Independent MP Tony Windsor yesterday continued what is becoming a pattern of rather cryptic and fencing sitting statements.

He told The Australian that he wasn’t sure he supported the Murray Darling Basin plan to buy back 3000-4000 gigalitres of water from irrigators, and that perhaps the Government should look at other methods to return water to the system like diverting water from other areas.
This is a perfectly legitimate stance, although it was his other comment about the likelihood of any legislation on the plan succeeding in Parliament that is confusing. Windsor told The Australian and later the ABC that he didn’t think any legislation would see “the light of day” in this Parliament:
Journalist: Do you think that the Murray-Darling Basin plan, as it stands, will ever be implemented?

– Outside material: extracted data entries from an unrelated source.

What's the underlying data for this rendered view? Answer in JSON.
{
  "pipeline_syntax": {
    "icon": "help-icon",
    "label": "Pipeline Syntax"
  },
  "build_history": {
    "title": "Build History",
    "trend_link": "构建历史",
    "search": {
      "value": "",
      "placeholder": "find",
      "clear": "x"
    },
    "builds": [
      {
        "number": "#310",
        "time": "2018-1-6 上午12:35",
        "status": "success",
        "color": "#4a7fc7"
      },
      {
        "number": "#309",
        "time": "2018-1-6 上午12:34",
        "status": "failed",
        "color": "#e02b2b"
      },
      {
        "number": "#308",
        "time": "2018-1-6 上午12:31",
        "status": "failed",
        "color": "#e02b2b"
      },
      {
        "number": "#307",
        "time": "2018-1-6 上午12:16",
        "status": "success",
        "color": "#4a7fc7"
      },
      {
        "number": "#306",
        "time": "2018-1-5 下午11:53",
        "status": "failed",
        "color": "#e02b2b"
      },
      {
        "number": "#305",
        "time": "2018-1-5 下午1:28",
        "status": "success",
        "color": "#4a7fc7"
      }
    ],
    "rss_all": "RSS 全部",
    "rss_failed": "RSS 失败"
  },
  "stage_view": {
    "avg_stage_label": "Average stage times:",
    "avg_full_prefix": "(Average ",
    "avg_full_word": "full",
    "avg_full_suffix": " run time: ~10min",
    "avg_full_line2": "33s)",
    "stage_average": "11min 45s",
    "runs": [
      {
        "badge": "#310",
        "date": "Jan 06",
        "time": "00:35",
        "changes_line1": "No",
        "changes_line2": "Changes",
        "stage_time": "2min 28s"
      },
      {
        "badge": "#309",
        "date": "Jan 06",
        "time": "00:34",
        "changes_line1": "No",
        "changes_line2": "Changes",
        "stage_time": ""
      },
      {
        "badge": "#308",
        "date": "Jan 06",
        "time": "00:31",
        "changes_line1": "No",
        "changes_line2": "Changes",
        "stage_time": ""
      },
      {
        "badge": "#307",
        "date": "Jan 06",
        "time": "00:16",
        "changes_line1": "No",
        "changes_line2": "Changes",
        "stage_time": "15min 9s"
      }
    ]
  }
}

Windsor: Well we’ve spent 100 years talking about some of this stuff.
I’d suggest that there’s a reasonable chance that it probably won’t see the light of day this term of parliament.
Once a lot of the politics, etc, kick in, and that will be a shame in a lot of ways because there is an issue that needs addressing,” he told the AM program.
Windsor makes this observation like some kind of disinterested observer, pointing out the politics of the thing will just make it unworkable. He briefs us like a foreign correspondent who’s just been asked by his bureau chief in Rotterdam what the feeling is like in Australia at moment.
The weird thing about this statement is Windsor seems to forget that, following the election, he’s someone with a great deal of power to make things happen one way or the other. As if somehow the plan were to fail it would be the fault of the Machievillian construct of evil politics that he had no control over.
Windsor appears to be objecting to a rather central recommendation of the Basin report – which many in the bush would happily back him on – and with the same breath seems to say it would be a shame if the report didn’t get up in Parliament.
To rework a phrase: Windsor is walking both sides of the river.
There’s a similarly baffling level of acceptance of Parliamentary inertia on Windsor’s behalf when it comes to the climate change committee.
Windsor sits on the Prime Minister’s committee investigating ways to implement a carbon price or tax. It’s a committee that by definition accepts the need for a carbon price - and Windsor makes all the right noises about the need for a carbon price to address global warming - but Windsor actually never says he backs one.
Here’s Windsor on the 7:30 Report late last month:
Kerry O’Brien: Do you believe unequivocally that there should be a price on carbon?
Windsor: I think there will be globally at some time in the future and I think – the way I’m addressing this – but I think there’s a bit of a mistake there to come up with a predestined decision and then have a procedure over twelve months to come to that decision . . . I think when people say price they think of emissions trading or they think carbon tax. That doesn’t necessarily have to follow.
In other words: I accept that there will be a carbon price but I won’t fight for one. I’ll sit on a committee that accepts the need for one, but I won’t back it.
Windsor of course has every right to object to a carbon price, it’s just that he doesn’t appear to back himself to say it. That would mean taking a stance, and taking a stance on it could run contrary to the nice noises he’s been making about a need for action on global warming.
This would all be fine if Windsor was in his old inconsequential cross-bench position, but the election has left him with the balance of power in the new Parliament. He and the other independents are also in the habit of reminding us every 20 minutes that Australia voted for this outcome so we should make it work.
You can’t embrace the philosophy of the new paradigm and then blame old politics when you’re one who could make a difference. Tag Tony – you’re it.
Yesterday the Government announced Windsor would chair a new inquiry into the Murray-Darling basin plan’s impact on regional communities. It will be interesting to see whether he uses this position to come up with a stance, or further construct his Byzantine reasoning that allows him not to support or oppose anything.
We know that Windsor stood for more money for hospitals and infrastructure for his constituency, but that’s kind of the political equivalent of saying as a human being I stand for the intake of oxygen, nutrients and a periodic sleep in.
There is something in Windsor’s behaviour that people should be wise to in all the cross-benchers in this term: blaming a do-nothing Parliament on the clashes of the major parties when they aren’t actually backing either side for the purposes of political expediency.
Whether Windsor and the other independents like it or not, sitting on the cross-bench no longer means you can sit on the fence.